Sophie Grimes

Two poems from Sophie Grimes’s The Shape of Time

followed by a note on the author

Interior / Exterior

Excretions, oils, musks of
living through time, the neckline
of the sleep shirt, the upper
sleeves a kind of vellum, yellow,
the pillowcase is skin, the towel,
pulled off the hook in the heat
the same temperature as the body.
Name a white that stays. Teeth,
polar bears, sheets, see?
You can’t, there isn’t.
painters know the bone is blue,
the moon, lemon. The mind knows
to take shortcuts, like a children’s book.
Milk, moo. Train, choo, sneeze, bless-you,
but it doesn’t know how to shut up.

A co-worker said once her baby was born,
she never got a full night of sleep ever again.
She said this to me and made it fact, cursed me,
experience passed like a cloned object that she both
kept and gave. The child naps long and soft,
deep, warm. I can’t help feeling he has taken this
from me as he took so many other things
that cannot be cloned, on his emergence
into the world. So in this way birth is the partial loss
of the woman. There was a river only.
She was the river and the water.
Then there was a boat. The baby is the boat.
Or is in the boat. Either way works
in this particular metaphor.




The eye, obviously, washed out hazel
yellowing around the pupil like a stain
and outside the iris, rheumy blue-whites,
phlegm that blink-scratches, pink-twinge
like certain pieces in raw eggs.

The mind next, whirring, autonomous
ghost companion weaving its own
seething opinions, your larvae-
filled flies beating against
this porch-screen of a partner.

Then time.
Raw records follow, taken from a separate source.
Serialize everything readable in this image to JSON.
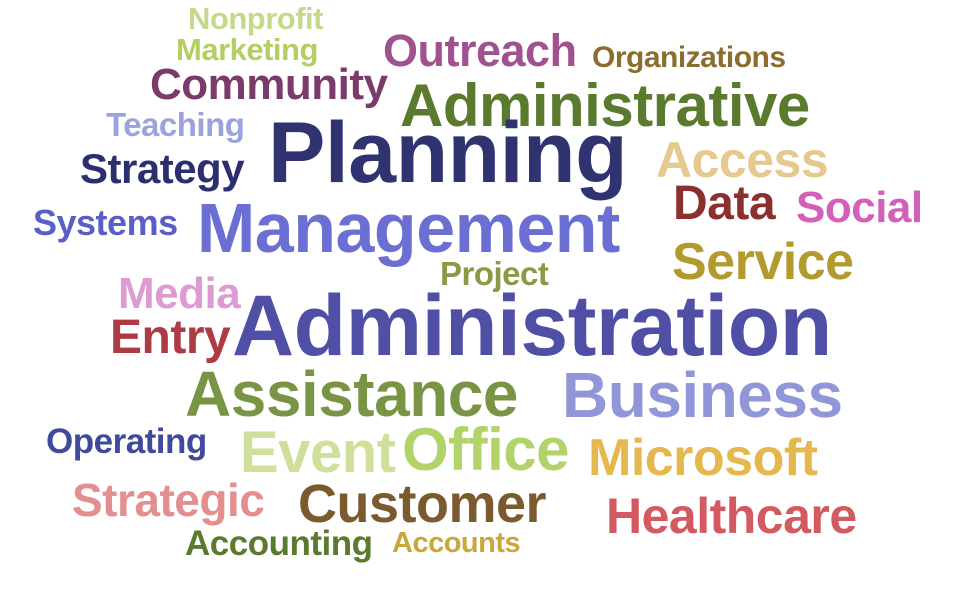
{
  "words": [
    {
      "text": "Nonprofit",
      "color": "#c5d98a"
    },
    {
      "text": "Marketing",
      "color": "#b3cf62"
    },
    {
      "text": "Outreach",
      "color": "#a0528f"
    },
    {
      "text": "Organizations",
      "color": "#8b6d2e"
    },
    {
      "text": "Community",
      "color": "#7a3a6a"
    },
    {
      "text": "Administrative",
      "color": "#5a7a2e"
    },
    {
      "text": "Teaching",
      "color": "#9aa3dc"
    },
    {
      "text": "Planning",
      "color": "#2f3370"
    },
    {
      "text": "Access",
      "color": "#e5c98e"
    },
    {
      "text": "Strategy",
      "color": "#2b2f6e"
    },
    {
      "text": "Data",
      "color": "#8c2f2f"
    },
    {
      "text": "Social",
      "color": "#d35fb8"
    },
    {
      "text": "Systems",
      "color": "#5a5fc8"
    },
    {
      "text": "Management",
      "color": "#6b6fd3"
    },
    {
      "text": "Service",
      "color": "#b39a2e"
    },
    {
      "text": "Project",
      "color": "#8a9a46"
    },
    {
      "text": "Media",
      "color": "#de9ad3"
    },
    {
      "text": "Entry",
      "color": "#ad3a45"
    },
    {
      "text": "Administration",
      "color": "#4f4fa6"
    },
    {
      "text": "Assistance",
      "color": "#7a9446"
    },
    {
      "text": "Business",
      "color": "#9196d8"
    },
    {
      "text": "Operating",
      "color": "#3f4a9b"
    },
    {
      "text": "Event",
      "color": "#cfe09a"
    },
    {
      "text": "Office",
      "color": "#b2d26a"
    },
    {
      "text": "Microsoft",
      "color": "#e5b84d"
    },
    {
      "text": "Strategic",
      "color": "#e38f8f"
    },
    {
      "text": "Customer",
      "color": "#7a5a2e"
    },
    {
      "text": "Healthcare",
      "color": "#d45a62"
    },
    {
      "text": "Accounting",
      "color": "#5a7a2e"
    },
    {
      "text": "Accounts",
      "color": "#c8a83a"
    }
  ]
}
Seeing the Welsh mountains
with the then eyes, Beckett wrote in a letter.
The color of the peak changes, the shape informed
by the bundle of experience accumulated,
how depleted the reservoir of joy.

The tyranny of time and treacherous present,
an amusement park ride where the room spins
and everyone is trapped against the walls
and the floor drops out. Every moment
a new-spun cocoon of context, pulsing

soft white oblongs inserted into a river.
What is the river? Something
structurally consistent but not the same.
Examples: Cities. Sex. Sunset.
And words. But you know this.

Said so many times before in so many forms
we come up short even as we crowd source.
We can speak without thinking, and we do
until hoarse, idea and action triggering an automatic
word equivalent to narrate our limited lives.

But what of that which can’t be said?
The germ, raw rice deep inside something,
a factory on the outskirts of a city
only you know filled with dirty chickens
in cages laying white, bright eggs.



Sophie Grimes holds an MFA in Poetry from Boston University where she worked with Louise Glück and Robert Pinsky. Her poems have been published in various literary magazines including Spoon River Poetry Review, The Literary Review, and AGNIonline, and her manuscript was a 2018 finalist for the New Issues Poetry Prize. She is the author of two chapbooks: Waiting for the Exterminator and City Structures. Sophie lives in Chicago with her husband and son where she writes poetry reviews for Publishers Weekly and works for an early childhood care and education advocacy organization. She holds a B.A. in Creative Writing and East Asian Studies from Oberlin College.